La compensation écologique est le dernier maillon de la séquence « éviter, réduire, compenser » (ERC) inscrite dans le droit français : un projet qui détruit un milieu naturel doit d'abord éviter les atteintes, puis les réduire, et seulement en dernier recours compenser les dommages résiduels en restaurant ou en recréant un milieu équivalent ailleurs. Pour une zone humide détruite, on exigera par exemple la restauration ou la création d'une surface équivalente sur un autre site.

Ce que le terme masque

La compensation repose sur un postulat de substituabilité : X hectares détruits égalent Y hectares recréés. Ce postulat est fragile. Une zone humide ancienne, avec son sol, son hydrologie, sa biodiversité accumulée sur des siècles, ne se remplace pas par une zone humide artificielle creusée à la pelle mécanique. Le calcul, souvent monétaire, fabrique une équivalence comptable là où le vivant est unique et non fongible.
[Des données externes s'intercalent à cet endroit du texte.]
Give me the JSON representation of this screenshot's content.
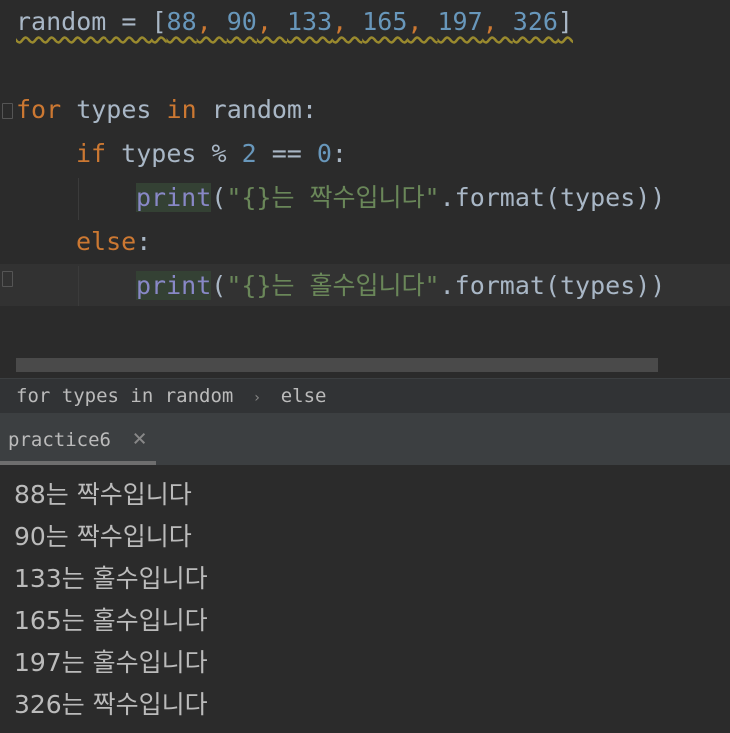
{
  "editor": {
    "line1": {
      "var": "random",
      "op": " = ",
      "open": "[",
      "nums": [
        "88",
        "90",
        "133",
        "165",
        "197",
        "326"
      ],
      "close": "]"
    },
    "line3": {
      "kw_for": "for",
      "var": " types ",
      "kw_in": "in",
      "rest": " random:"
    },
    "line4": {
      "kw_if": "if",
      "var": " types % ",
      "n2": "2",
      "eq": " == ",
      "n0": "0",
      "colon": ":"
    },
    "line5": {
      "builtin": "print",
      "open": "(",
      "str": "\"{}는 짝수입니다\"",
      "rest": ".format(types))"
    },
    "line6": {
      "kw_else": "else",
      "colon": ":"
    },
    "line7": {
      "builtin": "print",
      "open": "(",
      "str": "\"{}는 홀수입니다\"",
      "rest": ".format(types))"
    }
  },
  "breadcrumb": {
    "item1": "for types in random",
    "sep": "›",
    "item2": "else"
  },
  "run_tab": {
    "label": "practice6",
    "close": "×"
  },
  "output": {
    "lines": [
      "88는 짝수입니다",
      "90는 짝수입니다",
      "133는 홀수입니다",
      "165는 홀수입니다",
      "197는 홀수입니다",
      "326는 짝수입니다"
    ]
  },
  "colors": {
    "keyword": "#cc7832",
    "number": "#6897bb",
    "string": "#6a8759",
    "builtin": "#8888c6",
    "background": "#2b2b2b"
  }
}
Le risque, dénoncé de longue date, est que la compensation devienne un permis de détruire : dès lors qu'une atteinte peut être « compensée », l'étape « éviter » se relâche. La séquence ERC, pensée pour protéger, peut se retourner en licence d'artificialisation. C'est le même mécanisme de marchandisation que celui des paiements pour services environnementaux et du capital naturel : on abstrait un fragment du vivant pour l'échanger.

La position d'HydroLooney

La priorité doit rester à l'évitement, jamais à la compensation. Compenser doit être l'exception traitée avec suspicion, pas la routine qui déculpabilise la destruction. Pour l'eau, cela signifie tenir fermement le principe de non-régression et refuser que la comptabilité en hectares serve d'alibi à l'artificialisation.